For instance, I remember when my sister got married in 1971, the ushers party was held at that summer house, and that the first wild party I ever attended. My cousin Paul and I were only about thirteen or fourteen at the time and we got very drunk. At some point during that Bacchanalian evening, Paul’s mom called from Buffalo asking to speak with Paul. A very drunk girl answered the phone, with loud music in the background, and fifty or sixty people yelling at the top of their lungs, and she slurred, “I dunno, describe him!” I woke up the next morning in a reclining chair- the morning of my sister’s wedding - with a terrific hangover, naked except for the beach towel draped over my waist. Someone was shaking me awake to remind me that I had to be an usher in the wedding in about an hour. The place looked like the aftermath of a frat party.

During my search, I opened a broom closet in the kitchen, where we kept all the keys to the house, and underneath the key rack was a list in my father’s distinctive handwriting, describing what each key was for. That made me smile and I kept the note. Every corner of that house, every knick knack, ever pot and pan, was somehow a memory. How fortunate I was to have had that kind of a charmed childhood! I pulled out the bottom drawer in the linen closet and found a bunch of small, framed watercolor paintings, about eight in all.
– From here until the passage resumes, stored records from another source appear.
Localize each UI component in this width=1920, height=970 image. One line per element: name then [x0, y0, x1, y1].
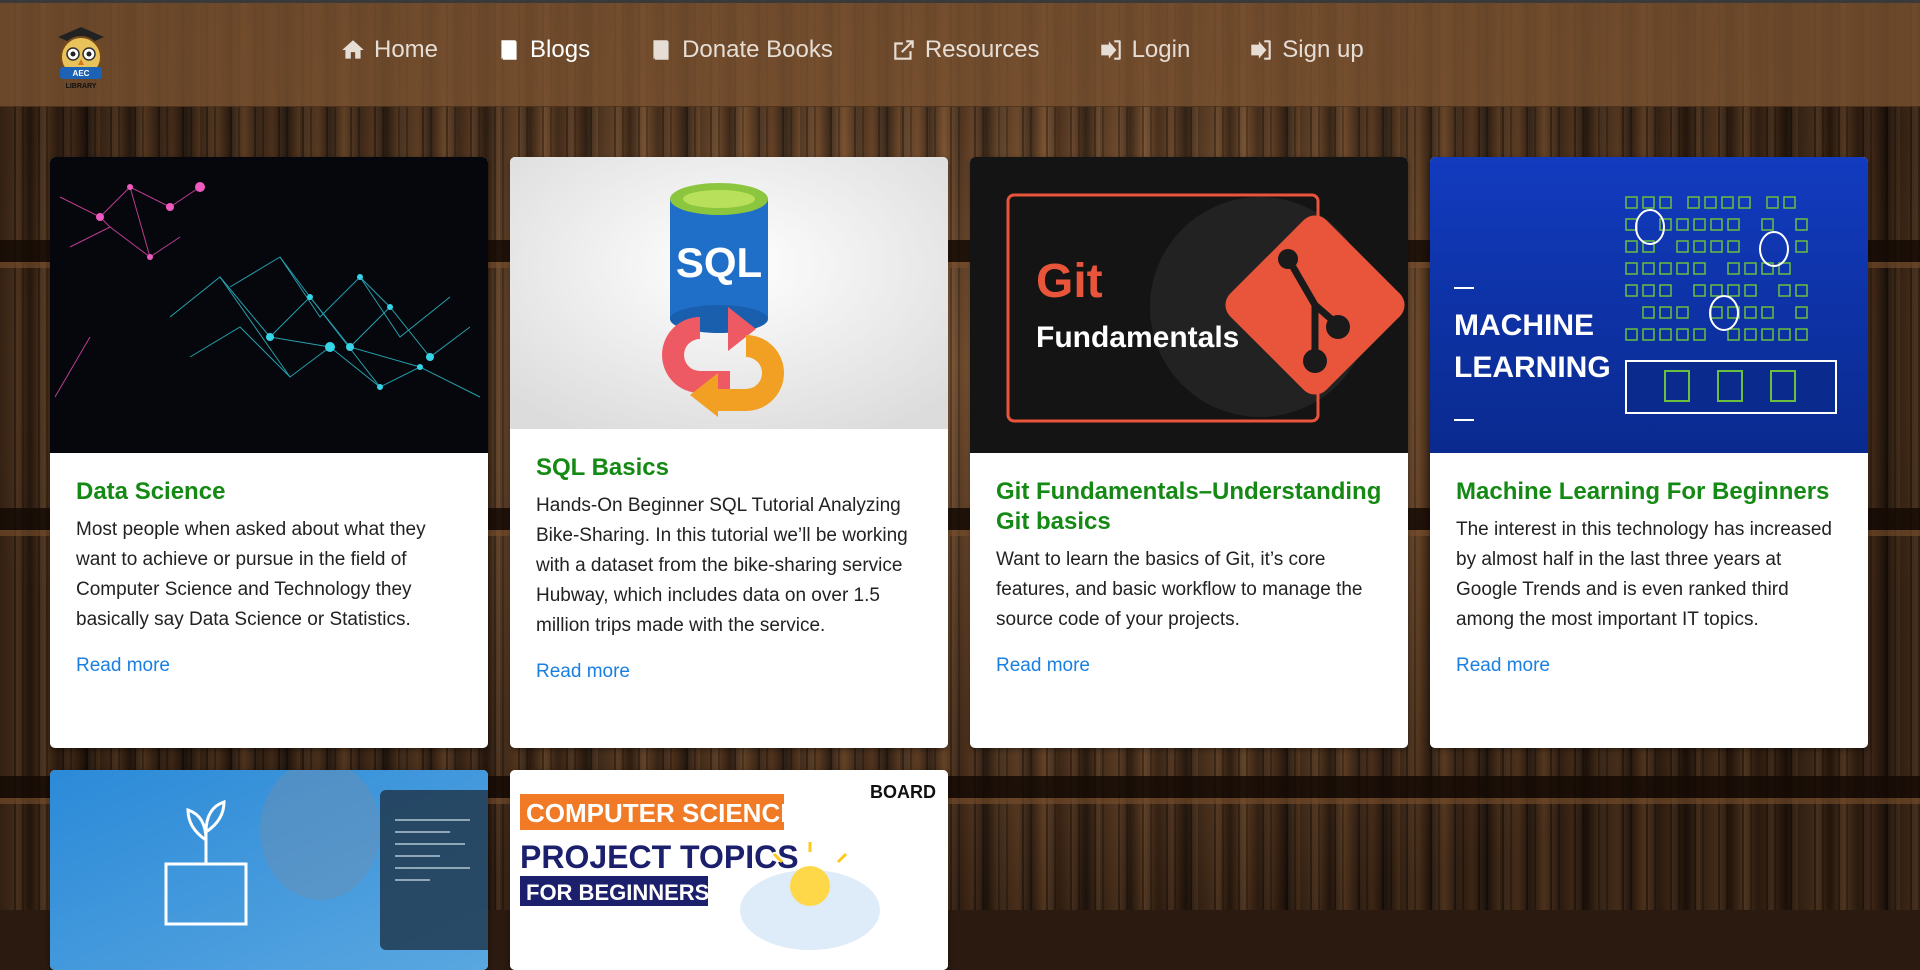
logo-text-library: LIBRARY — [66, 83, 97, 90]
git-image-title: Git — [1036, 255, 1103, 308]
data-science-image — [50, 157, 488, 453]
board-brand-text: BOARD — [870, 782, 936, 802]
machine-learning-image: MACHINE LEARNING — [1430, 157, 1868, 453]
nav-sign-up-label: Sign up — [1282, 36, 1364, 63]
card-5-image — [50, 770, 488, 970]
read-more-link[interactable]: Read more — [1456, 655, 1550, 677]
library-logo[interactable]: AEC LIBRARY — [46, 21, 116, 91]
sign-in-icon — [1251, 40, 1272, 60]
sign-in-icon — [1100, 40, 1121, 60]
nav-blogs-label: Blogs — [530, 36, 591, 63]
card-text: The interest in this technology has incr… — [1456, 519, 1832, 630]
sql-image-text: SQL — [676, 239, 762, 286]
home-icon — [342, 40, 364, 59]
nav-sign-up[interactable]: Sign up — [1248, 36, 1364, 64]
card-text: Most people when asked about what they w… — [76, 519, 426, 630]
git-image-subtitle: Fundamentals — [1036, 321, 1239, 354]
logo-text-aec: AEC — [73, 69, 90, 78]
navbar: AEC LIBRARY Home Blogs Donate Books Reso… — [0, 3, 1920, 107]
card-6-image: COMPUTER SCIENCE PROJECT TOPICS FOR BEGI… — [510, 770, 948, 970]
card-title: Git Fundamentals–Understanding Git basic… — [996, 478, 1382, 535]
blog-card-6: COMPUTER SCIENCE PROJECT TOPICS FOR BEGI… — [510, 770, 948, 970]
nav-blogs[interactable]: Blogs — [496, 36, 590, 64]
nav-home[interactable]: Home — [340, 36, 438, 64]
ml-image-line1: MACHINE — [1454, 309, 1594, 342]
nav-login-label: Login — [1131, 36, 1191, 63]
read-more-link[interactable]: Read more — [996, 655, 1090, 677]
blog-card-sql-basics: SQL SQL Basics Hands-On Beginner SQL Tut… — [510, 157, 948, 748]
book-icon — [501, 40, 517, 60]
nav-donate-books-label: Donate Books — [682, 36, 833, 63]
card-title: Data Science — [76, 478, 226, 505]
card-title: SQL Basics — [536, 454, 669, 481]
nav-donate-books[interactable]: Donate Books — [648, 36, 833, 64]
blog-card-data-science: Data Science Most people when asked abou… — [50, 157, 488, 748]
sql-image: SQL — [510, 157, 948, 429]
nav-resources-label: Resources — [924, 36, 1040, 63]
card-6-image-line1: COMPUTER SCIENCE — [526, 798, 798, 828]
nav-login[interactable]: Login — [1098, 36, 1191, 64]
nav-resources[interactable]: Resources — [891, 36, 1040, 64]
read-more-link[interactable]: Read more — [76, 655, 170, 677]
blog-card-git-fundamentals: Git Fundamentals Git Fundamentals–Unders… — [970, 157, 1408, 748]
card-6-image-line2: PROJECT TOPICS — [520, 839, 799, 875]
blog-card-5 — [50, 770, 488, 970]
git-image: Git Fundamentals — [970, 157, 1408, 453]
card-text: Want to learn the basics of Git, it’s co… — [996, 549, 1363, 630]
external-link-icon — [894, 40, 914, 60]
window-top-strip — [0, 0, 1920, 3]
book-icon — [653, 40, 669, 60]
nav-home-label: Home — [374, 36, 439, 63]
blog-card-machine-learning: MACHINE LEARNING Machine Learning For Be… — [1430, 157, 1868, 748]
card-6-image-line3: FOR BEGINNERS — [526, 880, 709, 905]
nav-links: Home Blogs Donate Books Resources Login … — [340, 36, 1422, 64]
card-text: Hands-On Beginner SQL Tutorial Analyzing… — [536, 495, 908, 636]
card-title: Machine Learning For Beginners — [1456, 478, 1830, 505]
read-more-link[interactable]: Read more — [536, 661, 630, 683]
ml-image-line2: LEARNING — [1454, 351, 1611, 384]
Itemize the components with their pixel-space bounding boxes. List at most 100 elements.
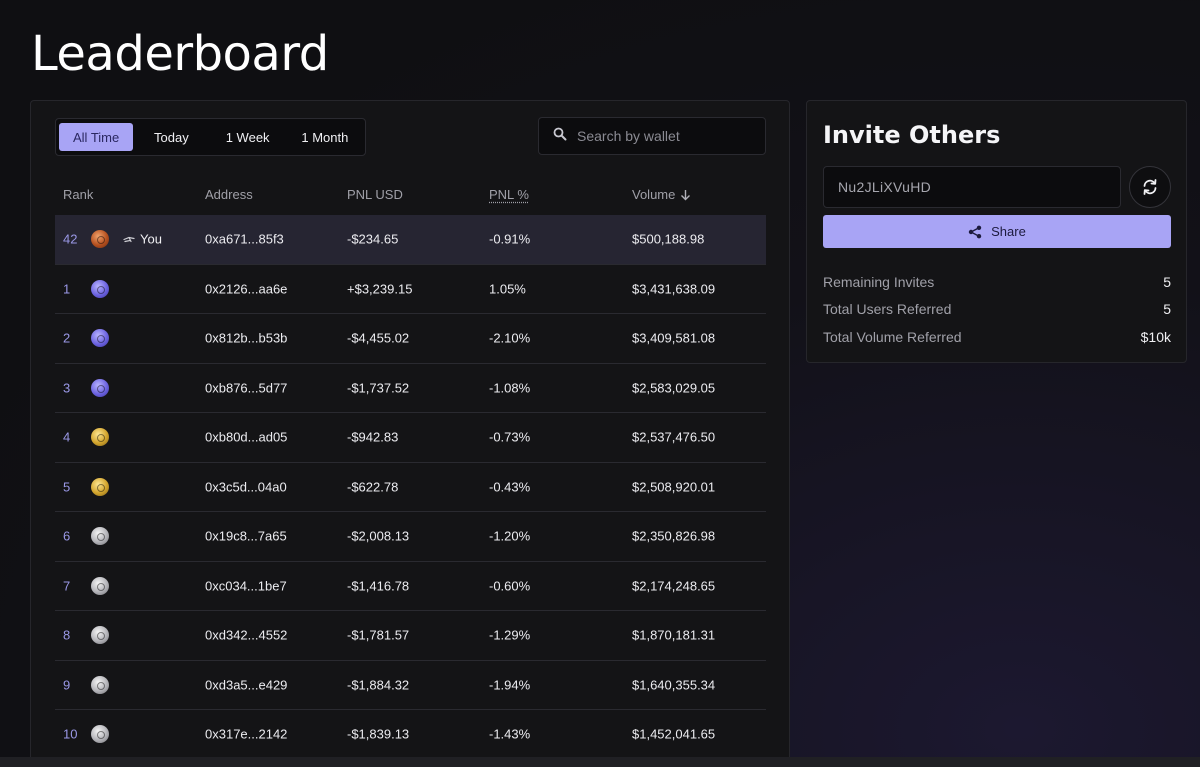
table-header: Rank Address PNL USD PNL % Volume	[55, 181, 766, 211]
rank-cell: 9	[63, 677, 71, 693]
table-row[interactable]: 5 0x3c5d...04a0 -$622.78 -0.43% $2,508,920.0…	[55, 463, 766, 512]
rank-cell: 8	[63, 627, 71, 643]
pnl-usd-cell: -$942.83	[347, 429, 399, 445]
rank-medal-icon	[91, 378, 109, 397]
table-row[interactable]: 9 0xd3a5...e429 -$1,884.32 -1.94% $1,640,355…	[55, 661, 766, 710]
rank-medal-icon	[91, 725, 109, 744]
address-cell[interactable]: 0x2126...aa6e	[205, 281, 287, 296]
volume-cell: $500,188.98	[632, 231, 705, 247]
wallet-search	[538, 117, 766, 155]
table-row[interactable]: 8 0xd342...4552 -$1,781.57 -1.29% $1,870,181…	[55, 611, 766, 661]
address-cell[interactable]: 0x317e...2142	[205, 727, 287, 742]
rank-medal-icon	[91, 626, 109, 645]
rank-cell: 10	[63, 726, 78, 742]
table-row[interactable]: 4 0xb80d...ad05 -$942.83 -0.73% $2,537,476.5…	[55, 413, 766, 463]
you-label: You	[140, 231, 162, 247]
invite-panel: Invite Others Nu2JLiXVuHD Share Remainin…	[806, 100, 1187, 363]
header-rank: Rank	[63, 187, 94, 202]
time-range-tabs: All Time Today 1 Week 1 Month	[55, 118, 366, 156]
pnl-pct-cell: -0.60%	[489, 578, 531, 594]
bottom-bar	[0, 757, 1200, 767]
pnl-pct-cell: -1.43%	[489, 726, 531, 742]
table-row[interactable]: 10 0x317e...2142 -$1,839.13 -1.43% $1,452,04…	[55, 710, 766, 760]
stat-label: Total Volume Referred	[823, 329, 962, 345]
stat-value: $10k	[1140, 329, 1171, 345]
tab-1-week[interactable]: 1 Week	[210, 123, 286, 151]
invite-title: Invite Others	[823, 121, 1001, 149]
tab-1-month[interactable]: 1 Month	[288, 123, 362, 151]
tab-all-time[interactable]: All Time	[59, 123, 134, 151]
stat-total-users-referred: Total Users Referred 5	[823, 301, 1171, 321]
tab-today[interactable]: Today	[135, 123, 207, 151]
pnl-pct-cell: -0.43%	[489, 479, 531, 495]
header-volume-sort[interactable]: Volume	[632, 187, 691, 202]
pnl-usd-cell: -$622.78	[347, 479, 399, 495]
volume-cell: $1,452,041.65	[632, 726, 716, 742]
share-label: Share	[991, 224, 1026, 239]
address-cell[interactable]: 0x19c8...7a65	[205, 529, 287, 544]
rank-cell: 6	[63, 528, 71, 544]
stat-value: 5	[1163, 274, 1171, 290]
volume-cell: $2,174,248.65	[632, 578, 716, 594]
pnl-usd-cell: -$1,416.78	[347, 578, 410, 594]
table-row[interactable]: 2 0x812b...b53b -$4,455.02 -2.10% $3,409,581…	[55, 314, 766, 364]
address-cell[interactable]: 0xc034...1be7	[205, 578, 287, 593]
address-cell[interactable]: 0xd3a5...e429	[205, 677, 287, 692]
rank-cell: 3	[63, 380, 71, 396]
rank-medal-icon	[91, 675, 109, 694]
share-icon	[968, 225, 982, 238]
pnl-pct-cell: 1.05%	[489, 281, 526, 297]
pnl-usd-cell: -$4,455.02	[347, 330, 410, 346]
pnl-usd-cell: -$1,884.32	[347, 677, 410, 693]
address-cell[interactable]: 0xb80d...ad05	[205, 430, 287, 445]
volume-cell: $2,350,826.98	[632, 528, 716, 544]
search-input[interactable]	[577, 128, 757, 144]
rank-medal-icon	[91, 230, 109, 249]
stat-remaining-invites: Remaining Invites 5	[823, 274, 1171, 294]
rank-cell: 2	[63, 330, 71, 346]
sort-arrow-down-icon	[681, 189, 691, 200]
header-pnl-usd[interactable]: PNL USD	[347, 187, 403, 202]
rank-cell: 4	[63, 429, 71, 445]
table-row[interactable]: 6 0x19c8...7a65 -$2,008.13 -1.20% $2,350,826…	[55, 512, 766, 562]
pnl-pct-cell: -1.29%	[489, 627, 531, 643]
table-row[interactable]: 3 0xb876...5d77 -$1,737.52 -1.08% $2,583,029…	[55, 364, 766, 413]
address-cell[interactable]: 0xd342...4552	[205, 628, 287, 643]
address-cell[interactable]: 0x3c5d...04a0	[205, 479, 287, 494]
leaderboard-rows: 42 You 0xa671...85f3 -$234.65 -0.91% $500,18…	[55, 215, 766, 760]
table-row[interactable]: 7 0xc034...1be7 -$1,416.78 -0.60% $2,174,248…	[55, 562, 766, 611]
invite-code-field[interactable]: Nu2JLiXVuHD	[823, 166, 1121, 208]
stat-total-volume-referred: Total Volume Referred $10k	[823, 329, 1171, 349]
header-address: Address	[205, 187, 253, 202]
rank-medal-icon	[91, 576, 109, 595]
pnl-usd-cell: -$1,737.52	[347, 380, 410, 396]
volume-cell: $2,583,029.05	[632, 380, 716, 396]
volume-cell: $3,409,581.08	[632, 330, 716, 346]
table-row-you[interactable]: 42 You 0xa671...85f3 -$234.65 -0.91% $500,18…	[55, 215, 766, 265]
pnl-pct-cell: -0.73%	[489, 429, 531, 445]
rank-cell: 1	[63, 281, 71, 297]
address-cell[interactable]: 0xb876...5d77	[205, 380, 287, 395]
pnl-usd-cell: -$1,839.13	[347, 726, 410, 742]
stat-label: Remaining Invites	[823, 274, 935, 290]
share-button[interactable]: Share	[823, 215, 1171, 248]
stat-value: 5	[1163, 301, 1171, 317]
pnl-pct-cell: -2.10%	[489, 330, 531, 346]
rank-cell: 42	[63, 231, 78, 247]
volume-cell: $1,640,355.34	[632, 677, 716, 693]
header-volume: Volume	[632, 187, 676, 202]
stat-label: Total Users Referred	[823, 301, 952, 317]
rank-medal-icon	[91, 279, 109, 298]
refresh-code-button[interactable]	[1129, 166, 1171, 208]
volume-cell: $2,508,920.01	[632, 479, 716, 495]
rank-medal-icon	[91, 477, 109, 496]
address-cell[interactable]: 0xa671...85f3	[205, 232, 284, 247]
you-tag: You	[123, 232, 162, 247]
table-row[interactable]: 1 0x2126...aa6e +$3,239.15 1.05% $3,431,638.…	[55, 265, 766, 314]
volume-cell: $3,431,638.09	[632, 281, 716, 297]
volume-cell: $1,870,181.31	[632, 627, 716, 643]
header-pnl-pct[interactable]: PNL %	[489, 187, 529, 202]
pnl-usd-cell: -$234.65	[347, 231, 399, 247]
address-cell[interactable]: 0x812b...b53b	[205, 331, 287, 346]
wave-icon	[123, 236, 135, 242]
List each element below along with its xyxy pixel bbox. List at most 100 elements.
I recognized them as in my mother’s style, and sure enough, she’d painted them. Her initials were at the bottom of each painting. I’d never seen these pictures before, and they would have been painted when mom was a very young woman, probably before she became a professional artist. I’m glad I found those.

I’ll miss the old beach house, but the time has come to move on. Next week I will usher in my 60th year, and more and more  I find myself forced to let go of people and things that were dear to me. I don’t want to, but dwelling on the loss just makes me sad.  I struggle not to live in the past, and I do not want to fall out if step with the march of time, much as it is sometimes a challenge to keep pace. To get stuck is to miss out on all the surprises life still has in store for me. To live in the present, in the moment, is something I am still trying to figure out how to do, but I think it is a worthy pursuit. I feel blessed to have had so many good experiences so far, and so much love in my life to guide me along the way. I cannot bring back those who have left me, and I cannot hold on to real estate and chattel that reminds me of them, but I can be thankful for all I have been given. Perhaps I can even spread a little of that love to others. As they say “you can’t take it with you” but one should enjoy it while it’s here!  My mom is present in every brush stroke she painted, and in the home she created for us all. My Dad is alive in every brilliant, illegible word he wrote. I feel confident that there are many happy memories still to come. Tuesday, I closed one door for the last time, but there are many more to open.